Das ist ein bisschen kompliziert. Ben Ferencz kennt natürlich die ganze juristische Welt auf höchster Ebene. Bis hin zum Weißen Haus kennt er die juristischen Berater alle, und sie kennen ihn. Und natürlich lieben sie ihn alle auch. Wie jeder Mensch, dem Ben Ferencz begegnet, weil er ein sehr charismatischer Typ ist. Aber dann kam die Rom-Konferenz 1998, wo es um die Gründung des Internationalen Strafgerichtshofs ging. Da gab es wirklich eine scharfe Auseinandersetzung. Ich bin mir sicher, dass er sehr viel Respekt genießt. Ich glaube, aber auch, dass ihn viele gerne auf die Rolle des ehemaligen Chefanklägers der Nürnberger Prozesse reduzieren möchten. Und wenn es dann noch weiter geht, und er sich zur amerikanischen Militär- und Außenpolitik äußert oder auch zur Ermordung Bin Ladens – und dazu hat er sehr explizit Stellung genommen, auch im Film – dann merkt man, wie sich die Zahl seiner Freunde reduziert.

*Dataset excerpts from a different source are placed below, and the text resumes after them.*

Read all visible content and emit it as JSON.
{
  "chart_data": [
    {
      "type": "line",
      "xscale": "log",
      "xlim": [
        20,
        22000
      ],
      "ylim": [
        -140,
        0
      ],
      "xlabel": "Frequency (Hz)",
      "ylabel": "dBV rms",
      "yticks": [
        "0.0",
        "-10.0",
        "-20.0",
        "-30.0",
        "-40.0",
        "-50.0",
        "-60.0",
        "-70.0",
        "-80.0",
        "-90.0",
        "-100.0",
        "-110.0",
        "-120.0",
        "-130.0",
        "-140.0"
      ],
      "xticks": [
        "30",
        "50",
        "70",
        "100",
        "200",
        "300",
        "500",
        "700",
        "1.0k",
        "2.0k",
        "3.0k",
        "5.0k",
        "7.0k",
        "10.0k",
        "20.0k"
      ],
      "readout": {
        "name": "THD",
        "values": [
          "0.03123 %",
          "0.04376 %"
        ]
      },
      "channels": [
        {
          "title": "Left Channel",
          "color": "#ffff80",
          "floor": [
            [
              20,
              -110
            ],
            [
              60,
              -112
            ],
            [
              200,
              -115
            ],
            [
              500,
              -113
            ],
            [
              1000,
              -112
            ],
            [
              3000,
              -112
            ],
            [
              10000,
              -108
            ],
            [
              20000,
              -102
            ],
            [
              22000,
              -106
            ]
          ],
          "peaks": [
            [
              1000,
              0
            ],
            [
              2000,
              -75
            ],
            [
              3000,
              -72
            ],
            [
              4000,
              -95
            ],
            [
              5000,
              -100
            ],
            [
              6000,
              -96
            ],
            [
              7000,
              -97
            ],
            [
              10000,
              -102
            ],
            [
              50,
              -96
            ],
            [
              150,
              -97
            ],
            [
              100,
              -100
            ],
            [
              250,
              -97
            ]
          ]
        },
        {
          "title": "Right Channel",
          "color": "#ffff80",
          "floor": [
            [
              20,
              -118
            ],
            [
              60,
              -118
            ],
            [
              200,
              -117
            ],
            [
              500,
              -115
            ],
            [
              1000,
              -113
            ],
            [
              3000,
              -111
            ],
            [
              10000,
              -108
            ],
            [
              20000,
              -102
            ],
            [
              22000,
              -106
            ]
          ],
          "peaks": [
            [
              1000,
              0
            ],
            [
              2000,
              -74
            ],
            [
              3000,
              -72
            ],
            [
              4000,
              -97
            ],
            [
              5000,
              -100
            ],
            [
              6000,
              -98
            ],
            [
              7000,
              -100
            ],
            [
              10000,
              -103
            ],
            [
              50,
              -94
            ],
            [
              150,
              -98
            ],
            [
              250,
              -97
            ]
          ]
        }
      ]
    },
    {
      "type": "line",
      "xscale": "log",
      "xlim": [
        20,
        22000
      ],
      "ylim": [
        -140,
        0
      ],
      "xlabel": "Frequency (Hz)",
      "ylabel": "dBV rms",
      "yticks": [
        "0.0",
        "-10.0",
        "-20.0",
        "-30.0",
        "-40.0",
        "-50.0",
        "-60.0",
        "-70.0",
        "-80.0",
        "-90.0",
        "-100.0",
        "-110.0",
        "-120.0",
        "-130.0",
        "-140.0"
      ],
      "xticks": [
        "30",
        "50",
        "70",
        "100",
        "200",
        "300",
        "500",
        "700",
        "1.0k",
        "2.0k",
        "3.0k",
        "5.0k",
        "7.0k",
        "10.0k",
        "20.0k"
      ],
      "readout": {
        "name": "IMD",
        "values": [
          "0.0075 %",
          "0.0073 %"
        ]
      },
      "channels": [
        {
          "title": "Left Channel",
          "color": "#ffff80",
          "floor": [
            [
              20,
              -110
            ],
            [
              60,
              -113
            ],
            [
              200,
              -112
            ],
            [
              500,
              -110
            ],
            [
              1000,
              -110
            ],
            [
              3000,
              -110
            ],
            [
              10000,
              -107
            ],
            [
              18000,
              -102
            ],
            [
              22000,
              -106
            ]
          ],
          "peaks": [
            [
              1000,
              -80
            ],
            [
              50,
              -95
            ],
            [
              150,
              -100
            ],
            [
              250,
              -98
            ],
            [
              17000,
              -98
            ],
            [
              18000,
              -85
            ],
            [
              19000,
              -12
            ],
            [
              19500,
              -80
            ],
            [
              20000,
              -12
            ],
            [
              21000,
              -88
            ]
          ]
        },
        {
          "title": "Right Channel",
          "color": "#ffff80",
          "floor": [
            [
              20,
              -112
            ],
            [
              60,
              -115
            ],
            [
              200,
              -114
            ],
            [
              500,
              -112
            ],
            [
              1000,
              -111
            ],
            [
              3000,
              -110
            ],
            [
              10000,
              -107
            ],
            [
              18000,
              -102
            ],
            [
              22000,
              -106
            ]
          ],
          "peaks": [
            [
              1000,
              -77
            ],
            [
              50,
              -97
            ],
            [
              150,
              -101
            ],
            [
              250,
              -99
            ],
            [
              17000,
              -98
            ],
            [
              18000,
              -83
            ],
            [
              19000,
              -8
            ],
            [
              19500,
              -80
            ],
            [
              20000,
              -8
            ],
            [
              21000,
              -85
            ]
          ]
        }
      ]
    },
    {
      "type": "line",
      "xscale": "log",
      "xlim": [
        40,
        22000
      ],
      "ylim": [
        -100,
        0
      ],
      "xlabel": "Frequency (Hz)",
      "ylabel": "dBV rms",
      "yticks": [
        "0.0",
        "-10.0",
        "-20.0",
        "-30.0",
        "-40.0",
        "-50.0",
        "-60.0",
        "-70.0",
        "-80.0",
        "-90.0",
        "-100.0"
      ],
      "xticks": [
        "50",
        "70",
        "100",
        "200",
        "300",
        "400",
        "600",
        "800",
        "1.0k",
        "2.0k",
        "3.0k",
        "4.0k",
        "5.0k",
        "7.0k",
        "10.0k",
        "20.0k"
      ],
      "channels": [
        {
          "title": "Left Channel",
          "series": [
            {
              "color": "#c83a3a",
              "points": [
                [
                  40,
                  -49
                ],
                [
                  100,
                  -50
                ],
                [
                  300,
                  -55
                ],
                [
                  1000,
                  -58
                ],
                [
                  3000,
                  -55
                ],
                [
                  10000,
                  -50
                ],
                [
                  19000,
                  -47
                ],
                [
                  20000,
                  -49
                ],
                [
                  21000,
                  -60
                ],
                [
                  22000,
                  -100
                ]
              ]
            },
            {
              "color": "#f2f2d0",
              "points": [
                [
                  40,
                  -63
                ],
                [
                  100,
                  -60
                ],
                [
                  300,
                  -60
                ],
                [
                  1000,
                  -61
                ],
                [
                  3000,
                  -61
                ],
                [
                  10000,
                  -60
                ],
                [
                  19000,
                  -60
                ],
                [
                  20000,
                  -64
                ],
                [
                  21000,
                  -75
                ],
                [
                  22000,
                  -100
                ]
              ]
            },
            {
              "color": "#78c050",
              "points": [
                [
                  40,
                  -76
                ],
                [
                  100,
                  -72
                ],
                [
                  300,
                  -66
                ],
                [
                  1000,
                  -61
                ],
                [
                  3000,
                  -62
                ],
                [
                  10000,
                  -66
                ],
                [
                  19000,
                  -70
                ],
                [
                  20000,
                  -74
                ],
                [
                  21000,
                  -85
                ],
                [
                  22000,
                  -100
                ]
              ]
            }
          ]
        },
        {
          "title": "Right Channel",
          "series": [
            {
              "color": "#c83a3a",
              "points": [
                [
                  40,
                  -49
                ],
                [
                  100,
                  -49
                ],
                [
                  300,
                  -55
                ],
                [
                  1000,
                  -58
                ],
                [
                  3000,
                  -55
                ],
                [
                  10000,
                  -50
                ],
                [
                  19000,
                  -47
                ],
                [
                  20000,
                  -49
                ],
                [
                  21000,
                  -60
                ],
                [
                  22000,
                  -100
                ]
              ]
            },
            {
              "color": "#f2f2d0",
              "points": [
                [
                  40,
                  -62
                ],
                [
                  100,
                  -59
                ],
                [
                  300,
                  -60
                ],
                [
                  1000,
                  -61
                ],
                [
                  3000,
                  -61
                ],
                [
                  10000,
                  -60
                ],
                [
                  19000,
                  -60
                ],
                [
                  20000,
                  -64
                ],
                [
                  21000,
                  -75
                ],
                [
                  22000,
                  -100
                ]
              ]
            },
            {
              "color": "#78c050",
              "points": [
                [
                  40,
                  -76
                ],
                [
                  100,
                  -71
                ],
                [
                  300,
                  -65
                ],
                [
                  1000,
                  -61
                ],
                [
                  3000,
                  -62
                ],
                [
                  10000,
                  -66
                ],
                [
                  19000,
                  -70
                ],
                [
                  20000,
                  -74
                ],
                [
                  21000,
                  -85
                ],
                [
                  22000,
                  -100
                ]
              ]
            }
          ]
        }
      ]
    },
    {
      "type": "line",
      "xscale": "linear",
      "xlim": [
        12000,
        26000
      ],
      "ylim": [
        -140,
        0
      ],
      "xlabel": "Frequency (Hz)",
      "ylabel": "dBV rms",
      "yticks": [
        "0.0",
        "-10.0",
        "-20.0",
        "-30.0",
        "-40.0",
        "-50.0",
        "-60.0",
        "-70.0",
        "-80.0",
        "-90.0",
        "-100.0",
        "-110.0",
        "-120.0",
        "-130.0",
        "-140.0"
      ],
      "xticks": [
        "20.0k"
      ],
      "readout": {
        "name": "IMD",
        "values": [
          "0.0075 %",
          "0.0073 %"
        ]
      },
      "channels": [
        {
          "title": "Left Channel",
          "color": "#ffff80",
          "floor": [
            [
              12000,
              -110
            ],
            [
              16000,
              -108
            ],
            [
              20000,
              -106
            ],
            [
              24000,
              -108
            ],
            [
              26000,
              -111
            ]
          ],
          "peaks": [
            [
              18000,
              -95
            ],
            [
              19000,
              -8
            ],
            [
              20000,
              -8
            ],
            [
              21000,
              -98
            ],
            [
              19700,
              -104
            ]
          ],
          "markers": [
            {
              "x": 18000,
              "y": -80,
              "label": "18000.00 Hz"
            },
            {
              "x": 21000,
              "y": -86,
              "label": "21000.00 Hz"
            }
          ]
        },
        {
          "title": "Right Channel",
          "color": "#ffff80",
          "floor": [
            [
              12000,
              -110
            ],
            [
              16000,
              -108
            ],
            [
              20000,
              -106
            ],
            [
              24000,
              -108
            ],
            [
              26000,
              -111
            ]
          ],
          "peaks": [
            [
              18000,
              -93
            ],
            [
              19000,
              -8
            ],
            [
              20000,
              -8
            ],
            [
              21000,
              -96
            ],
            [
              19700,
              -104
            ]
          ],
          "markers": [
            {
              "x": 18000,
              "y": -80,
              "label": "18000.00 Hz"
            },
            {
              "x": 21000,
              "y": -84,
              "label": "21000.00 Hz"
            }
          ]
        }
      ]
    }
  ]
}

Mich hat besonders beeindruckt, wie sein Sohn Don, der inzwischen die Arbeit seines Vaters zum Teil übernommen hat, von der heutigen politische Lage einen Bogen nach Nürnberg schlägt und Hermann Göring zitiert: „Es ist so leicht für die Führer einer Nation, ihr Land in den Krieg zu führen. Egal, ob es eine Demokratie ist, eine faschistische Diktatur oder ein kommunistischer Staat. Die Führer müssen den Leuten nur erzählen, dass sie angegriffen werden. Und diejenigen, die dagegen sind, des Mangels an Patriotismus und der Gefährdung des eigenen Landes bezichtigen.“ Und Don Ferencz fährt fort: „Jeder weiß, dass Tony Blair und George Bush ihre Länder angelogen haben. Die Beweise liegen vor. Das liest sich wie aus Görings Lehrbuch. Als ich das las, dachte ich, Donald Rumsfeld muss sich Notizen gemacht haben, als Göring redete.“
Ben Ferencz wollte genau das ändern. Er hat sechs Bücher geschrieben, u.a. über die Definition eines Angriffskrieges, den er als Verbrechen ansieht, sowie über die Errichtung eines Internationalen Strafgerichtshofs und über die Durchsetzung des Völkerrechts. Und er verfolgte seine Ziele sein ganzes Leben lang. Immer nach dem Motto: „Gib niemals auf!“
Am 12. November startet „A man can make a difference“ im Kino. Die Regisseurin Ullabritt Horn stellt ihr Porträt über Friedensanwalt Benjamin Ferencz zum Kinostart in neun Städten persönlich vor. Startschuss der Kinotour ist die Premiere in Köln am 3.11. Weitere Stationen sind München (4.11.), Biberach (6.11.), Hamburg (8.11.), Berlin (9.11.), Nürnberg (12.11.), Kassel (14.11.), Frankfurt am Main (15.11.) und Wiesbaden (5.12.).